Osmanlı'da ilk Meşrûtiyetin doğuşu

Sosyal ve siyasî sahada tatbik edilebilen bir meşrutiyet, yani şartlara ve kanunlara dayalı bir demokrasi, aslında büyük bir nimettir.

Demokrasinin erdemine varan topluluklar, bu sistemden vazgeçmeyi akıllarından bile geçirmezler. Bildiğimiz kadarıyla hiçbir topluluk, tadına vardığı bir demokrasiden şimdiye kadar vazgeçmiş değil. Tarihte bu manada bir örmek bilmiyoruz.

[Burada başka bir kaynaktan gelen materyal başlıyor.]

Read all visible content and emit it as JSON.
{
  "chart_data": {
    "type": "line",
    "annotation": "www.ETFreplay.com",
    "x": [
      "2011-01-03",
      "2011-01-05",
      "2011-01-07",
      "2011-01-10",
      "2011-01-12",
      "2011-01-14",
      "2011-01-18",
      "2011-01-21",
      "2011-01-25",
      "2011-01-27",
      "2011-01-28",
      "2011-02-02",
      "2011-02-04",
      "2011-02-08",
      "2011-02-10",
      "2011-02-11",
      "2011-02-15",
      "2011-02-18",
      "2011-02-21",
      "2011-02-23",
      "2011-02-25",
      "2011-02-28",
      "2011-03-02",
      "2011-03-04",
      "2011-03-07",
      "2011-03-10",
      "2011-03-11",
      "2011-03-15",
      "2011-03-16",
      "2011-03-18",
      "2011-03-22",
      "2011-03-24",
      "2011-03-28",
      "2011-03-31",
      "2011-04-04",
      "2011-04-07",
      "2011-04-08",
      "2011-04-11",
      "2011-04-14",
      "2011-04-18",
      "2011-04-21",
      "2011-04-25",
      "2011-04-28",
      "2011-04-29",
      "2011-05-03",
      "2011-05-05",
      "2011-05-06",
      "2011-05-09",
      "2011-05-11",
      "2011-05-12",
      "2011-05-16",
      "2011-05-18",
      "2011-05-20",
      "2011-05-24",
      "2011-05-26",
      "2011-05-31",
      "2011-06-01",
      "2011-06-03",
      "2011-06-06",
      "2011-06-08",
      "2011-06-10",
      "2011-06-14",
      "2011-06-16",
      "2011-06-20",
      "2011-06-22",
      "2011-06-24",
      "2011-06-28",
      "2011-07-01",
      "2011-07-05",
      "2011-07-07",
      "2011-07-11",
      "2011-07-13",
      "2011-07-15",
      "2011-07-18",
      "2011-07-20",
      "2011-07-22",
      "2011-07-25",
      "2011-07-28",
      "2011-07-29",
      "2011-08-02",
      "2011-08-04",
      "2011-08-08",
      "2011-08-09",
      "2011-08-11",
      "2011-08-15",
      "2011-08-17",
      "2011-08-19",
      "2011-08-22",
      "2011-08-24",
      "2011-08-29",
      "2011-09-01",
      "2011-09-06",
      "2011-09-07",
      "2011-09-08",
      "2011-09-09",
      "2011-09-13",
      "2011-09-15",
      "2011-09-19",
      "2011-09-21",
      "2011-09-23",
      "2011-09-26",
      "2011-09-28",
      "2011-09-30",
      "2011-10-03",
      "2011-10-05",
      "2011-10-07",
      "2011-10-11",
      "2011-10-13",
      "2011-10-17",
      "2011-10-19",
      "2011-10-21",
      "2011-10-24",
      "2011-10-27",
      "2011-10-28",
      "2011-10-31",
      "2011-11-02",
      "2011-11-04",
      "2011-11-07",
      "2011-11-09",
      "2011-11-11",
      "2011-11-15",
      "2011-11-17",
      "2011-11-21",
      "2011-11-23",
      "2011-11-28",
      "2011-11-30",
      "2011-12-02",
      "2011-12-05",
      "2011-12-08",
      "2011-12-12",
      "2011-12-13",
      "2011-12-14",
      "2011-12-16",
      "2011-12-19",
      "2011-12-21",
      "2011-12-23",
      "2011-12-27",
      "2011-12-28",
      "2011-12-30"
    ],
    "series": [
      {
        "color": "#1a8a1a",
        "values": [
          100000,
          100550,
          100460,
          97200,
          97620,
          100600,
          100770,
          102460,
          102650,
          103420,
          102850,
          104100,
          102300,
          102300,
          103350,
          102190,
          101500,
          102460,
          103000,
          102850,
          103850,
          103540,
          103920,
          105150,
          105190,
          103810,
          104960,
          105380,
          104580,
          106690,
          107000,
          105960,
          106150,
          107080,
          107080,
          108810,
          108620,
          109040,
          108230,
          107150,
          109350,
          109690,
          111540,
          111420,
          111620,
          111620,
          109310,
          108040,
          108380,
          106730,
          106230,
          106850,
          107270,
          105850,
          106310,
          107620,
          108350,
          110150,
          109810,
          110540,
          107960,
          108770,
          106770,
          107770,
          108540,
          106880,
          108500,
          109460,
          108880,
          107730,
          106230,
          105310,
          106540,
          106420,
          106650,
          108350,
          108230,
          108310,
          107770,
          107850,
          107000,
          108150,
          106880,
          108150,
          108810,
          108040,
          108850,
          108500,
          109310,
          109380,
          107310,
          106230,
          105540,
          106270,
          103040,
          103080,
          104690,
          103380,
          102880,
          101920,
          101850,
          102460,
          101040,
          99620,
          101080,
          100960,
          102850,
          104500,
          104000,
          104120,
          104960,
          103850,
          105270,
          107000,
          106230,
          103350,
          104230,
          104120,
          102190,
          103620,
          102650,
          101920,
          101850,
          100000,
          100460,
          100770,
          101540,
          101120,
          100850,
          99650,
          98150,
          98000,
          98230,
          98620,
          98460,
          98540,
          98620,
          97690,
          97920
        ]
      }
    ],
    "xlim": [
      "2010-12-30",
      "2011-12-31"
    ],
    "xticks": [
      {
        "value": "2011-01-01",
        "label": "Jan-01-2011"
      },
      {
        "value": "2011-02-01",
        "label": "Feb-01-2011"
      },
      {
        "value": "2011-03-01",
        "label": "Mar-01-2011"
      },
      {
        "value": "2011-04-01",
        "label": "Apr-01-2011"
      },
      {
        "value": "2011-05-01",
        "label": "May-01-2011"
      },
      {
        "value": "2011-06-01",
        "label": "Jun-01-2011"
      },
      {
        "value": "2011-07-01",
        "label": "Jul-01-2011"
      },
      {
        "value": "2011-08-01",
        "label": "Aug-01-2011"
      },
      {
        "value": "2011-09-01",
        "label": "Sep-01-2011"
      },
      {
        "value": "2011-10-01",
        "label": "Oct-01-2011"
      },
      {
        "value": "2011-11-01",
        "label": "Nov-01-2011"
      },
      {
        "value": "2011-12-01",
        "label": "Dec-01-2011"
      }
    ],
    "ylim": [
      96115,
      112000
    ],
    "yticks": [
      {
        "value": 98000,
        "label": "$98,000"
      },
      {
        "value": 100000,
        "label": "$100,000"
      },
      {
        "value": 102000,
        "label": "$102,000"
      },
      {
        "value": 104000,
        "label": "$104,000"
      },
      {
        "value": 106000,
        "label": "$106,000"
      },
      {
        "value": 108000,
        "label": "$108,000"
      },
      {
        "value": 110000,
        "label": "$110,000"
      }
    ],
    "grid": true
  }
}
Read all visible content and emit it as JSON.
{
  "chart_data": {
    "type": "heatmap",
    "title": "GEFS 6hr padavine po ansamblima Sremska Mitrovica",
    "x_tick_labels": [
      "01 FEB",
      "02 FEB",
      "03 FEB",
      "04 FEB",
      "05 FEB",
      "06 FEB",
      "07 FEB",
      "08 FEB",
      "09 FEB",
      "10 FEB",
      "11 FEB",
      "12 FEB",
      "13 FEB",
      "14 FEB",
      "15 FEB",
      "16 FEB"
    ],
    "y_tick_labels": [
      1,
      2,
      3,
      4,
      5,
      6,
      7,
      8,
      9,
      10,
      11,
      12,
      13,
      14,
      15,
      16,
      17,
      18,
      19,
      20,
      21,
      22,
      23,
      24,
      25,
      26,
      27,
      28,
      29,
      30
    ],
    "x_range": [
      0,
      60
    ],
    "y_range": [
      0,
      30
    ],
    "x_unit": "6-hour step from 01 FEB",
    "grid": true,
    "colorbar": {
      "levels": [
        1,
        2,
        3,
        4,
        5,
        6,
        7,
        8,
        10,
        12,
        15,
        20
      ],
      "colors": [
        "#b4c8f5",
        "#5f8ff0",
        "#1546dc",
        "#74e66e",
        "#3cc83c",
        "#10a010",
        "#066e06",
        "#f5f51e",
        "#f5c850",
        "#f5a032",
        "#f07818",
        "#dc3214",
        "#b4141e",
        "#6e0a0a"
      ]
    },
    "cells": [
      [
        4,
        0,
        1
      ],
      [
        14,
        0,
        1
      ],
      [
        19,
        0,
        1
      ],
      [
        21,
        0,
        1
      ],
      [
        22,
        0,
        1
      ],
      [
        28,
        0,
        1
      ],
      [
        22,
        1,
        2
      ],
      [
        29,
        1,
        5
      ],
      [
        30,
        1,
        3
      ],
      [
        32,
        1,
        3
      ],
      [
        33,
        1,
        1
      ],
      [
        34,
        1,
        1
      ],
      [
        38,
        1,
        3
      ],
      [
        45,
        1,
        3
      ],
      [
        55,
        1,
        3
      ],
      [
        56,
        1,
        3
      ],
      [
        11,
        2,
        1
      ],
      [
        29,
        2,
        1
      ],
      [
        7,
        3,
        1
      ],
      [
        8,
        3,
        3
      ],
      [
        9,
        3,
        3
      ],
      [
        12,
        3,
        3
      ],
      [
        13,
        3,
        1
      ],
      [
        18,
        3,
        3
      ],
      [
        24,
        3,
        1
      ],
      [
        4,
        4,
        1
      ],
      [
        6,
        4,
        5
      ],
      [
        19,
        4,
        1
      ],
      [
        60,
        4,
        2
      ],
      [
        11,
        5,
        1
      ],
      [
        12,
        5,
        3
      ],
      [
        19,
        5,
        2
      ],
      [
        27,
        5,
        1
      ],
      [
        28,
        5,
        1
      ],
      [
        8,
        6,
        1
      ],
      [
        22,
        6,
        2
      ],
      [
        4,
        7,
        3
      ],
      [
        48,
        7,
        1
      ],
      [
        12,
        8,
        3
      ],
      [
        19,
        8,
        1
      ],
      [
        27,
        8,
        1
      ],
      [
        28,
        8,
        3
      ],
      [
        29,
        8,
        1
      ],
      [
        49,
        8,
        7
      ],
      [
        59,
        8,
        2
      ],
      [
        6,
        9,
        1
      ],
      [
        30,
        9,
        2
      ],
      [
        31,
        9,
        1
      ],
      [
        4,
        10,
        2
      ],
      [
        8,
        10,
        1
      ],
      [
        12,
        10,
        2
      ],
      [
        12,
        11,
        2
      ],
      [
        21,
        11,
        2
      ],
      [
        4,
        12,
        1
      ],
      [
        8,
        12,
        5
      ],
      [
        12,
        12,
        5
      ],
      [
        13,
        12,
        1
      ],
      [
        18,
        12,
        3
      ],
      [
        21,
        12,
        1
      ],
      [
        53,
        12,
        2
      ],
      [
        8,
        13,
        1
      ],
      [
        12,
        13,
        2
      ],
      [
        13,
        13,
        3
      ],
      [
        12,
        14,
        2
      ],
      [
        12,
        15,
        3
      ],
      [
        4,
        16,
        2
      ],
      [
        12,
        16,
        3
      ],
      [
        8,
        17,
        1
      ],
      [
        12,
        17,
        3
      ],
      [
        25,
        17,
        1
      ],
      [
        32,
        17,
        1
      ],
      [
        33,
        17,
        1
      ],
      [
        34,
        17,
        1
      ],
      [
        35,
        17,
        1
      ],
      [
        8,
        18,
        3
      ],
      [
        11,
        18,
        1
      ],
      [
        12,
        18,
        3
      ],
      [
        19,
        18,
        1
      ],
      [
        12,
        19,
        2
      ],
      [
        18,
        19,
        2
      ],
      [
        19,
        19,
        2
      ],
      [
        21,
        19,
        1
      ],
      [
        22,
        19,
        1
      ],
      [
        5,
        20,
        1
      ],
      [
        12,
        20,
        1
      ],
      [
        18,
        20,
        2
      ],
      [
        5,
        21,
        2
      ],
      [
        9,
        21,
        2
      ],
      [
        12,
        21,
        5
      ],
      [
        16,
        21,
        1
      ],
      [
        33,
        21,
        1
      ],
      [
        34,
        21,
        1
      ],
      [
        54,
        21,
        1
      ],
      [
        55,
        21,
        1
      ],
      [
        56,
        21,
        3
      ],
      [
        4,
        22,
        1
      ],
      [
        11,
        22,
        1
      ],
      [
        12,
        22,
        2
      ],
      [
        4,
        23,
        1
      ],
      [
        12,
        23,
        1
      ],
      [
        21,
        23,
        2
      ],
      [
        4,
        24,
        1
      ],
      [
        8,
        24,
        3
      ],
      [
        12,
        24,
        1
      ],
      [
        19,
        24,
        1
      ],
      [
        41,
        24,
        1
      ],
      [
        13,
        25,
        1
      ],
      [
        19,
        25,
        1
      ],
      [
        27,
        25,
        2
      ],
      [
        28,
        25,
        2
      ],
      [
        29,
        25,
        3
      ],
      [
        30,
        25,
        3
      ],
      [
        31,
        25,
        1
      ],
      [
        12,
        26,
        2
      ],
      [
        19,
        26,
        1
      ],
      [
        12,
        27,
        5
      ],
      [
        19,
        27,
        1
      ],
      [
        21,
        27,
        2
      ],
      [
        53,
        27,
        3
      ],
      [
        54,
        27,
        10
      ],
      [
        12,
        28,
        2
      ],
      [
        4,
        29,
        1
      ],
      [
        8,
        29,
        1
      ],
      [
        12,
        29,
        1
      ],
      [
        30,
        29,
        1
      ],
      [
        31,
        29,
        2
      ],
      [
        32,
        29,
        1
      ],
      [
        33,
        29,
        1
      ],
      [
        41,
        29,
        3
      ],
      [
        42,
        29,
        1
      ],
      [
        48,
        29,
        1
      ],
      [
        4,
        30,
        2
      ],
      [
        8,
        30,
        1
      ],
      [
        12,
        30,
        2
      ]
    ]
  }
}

Devletler, milletler şimdiye kadar uygulaya geldikleri hemen her sistemden vazgeçtikleri halde, demokrasi tarihinde bu türden bir örneğe rastlanılmış değil.

Hani aksama olmuştur. Askıya alınmaya rastlanılmıştır. Ama, demokrasiyi tatbik sahasına koyduktan sonra, başka bir sistemin ona tercih edildiğini yakın tarih göstermiyor.

Gelelim, bizdeki duruma. Yani, meşrutiyetin ilk geliş safhasına...

Bugün adına Demokrasi denilen Meşrûtiyet sistemine fiilî ve tatbikî sûrette adım attığımız (19 Mart 1877) tarihinin üzerinden yüz elli seneden fazla bir zaman geçti.

Her ne kadar otuz yıllık bir kesinti (askıya alınma) hali yaşandı ise de, millet olarak bunun tadını almıştık bir kere; ondan vazgeçmek söz konusu olamazdı. Nitekim, 1908'de yeniden işlerlik kazandırılan Meşrûtiyet sistemi, darbeler ve diktatörlükler sebebiyle ağır-aksak, yahut kör-topal şekilde de olsa, nihayet günümüze kadar hayatiyetini sürdürebildi. Buna da şükretmek lâzım. Zira, diğer İslâm ülkelerinin büyük çoğunluğu bu içtimaî nimetten bile el'an mahrum durumdalar.

Sultan Abdülhamid tarafından Meşrûtiyetin 23 Aralık 1876'da ilân edilmesinden sonra teşkil edilen ilk Osmanlı Meclis-i Mebûsânı (Millet Meclisi), 19 Mart 1977'de açıldı ve normal çalışmalarına başladı. Meclis'in açılışı vesilesiyle geniş iştirakli bir merasim yapıldı.

Dolmabahçe sarayında düzenlenen merasimde, yabancı temsilciler de hazır bulundu. Yeni teşkil edilen bu Meclis'in ilk başkanlığını Ahmed Vefik Paşa yaptı.

Anayasanın (Kanun-i Esasî) kabulü ve Meşrûtiyetin ilânı bu tarihten yaklaşık üç ay kadar evvel gerçekleştirilmişti. Bu süre zarfında parlamentonun teşkili için gerekli hazırlıklar yapıldı.

Yeni rejimin adı "meşrûtî monarşi" idi. Dolayısıyla, yapılacak olan düzenlemeler de buna göre dizayn edilecekti. Ön hazırlık olarak, iki ayrı Meclis binası ihdas edildi. Çünkü, yeni sistem iki meclis tarzında işleyecekti: Biri Meclis-i Mebûsân, diğeri ise Senato manasında Meclis-i Âyân. Bu ikisine birden Meclis-i Umumî denildi. Nihayet, iş, seçimlerin fiilî şekilde yapılması aşamasına geldi.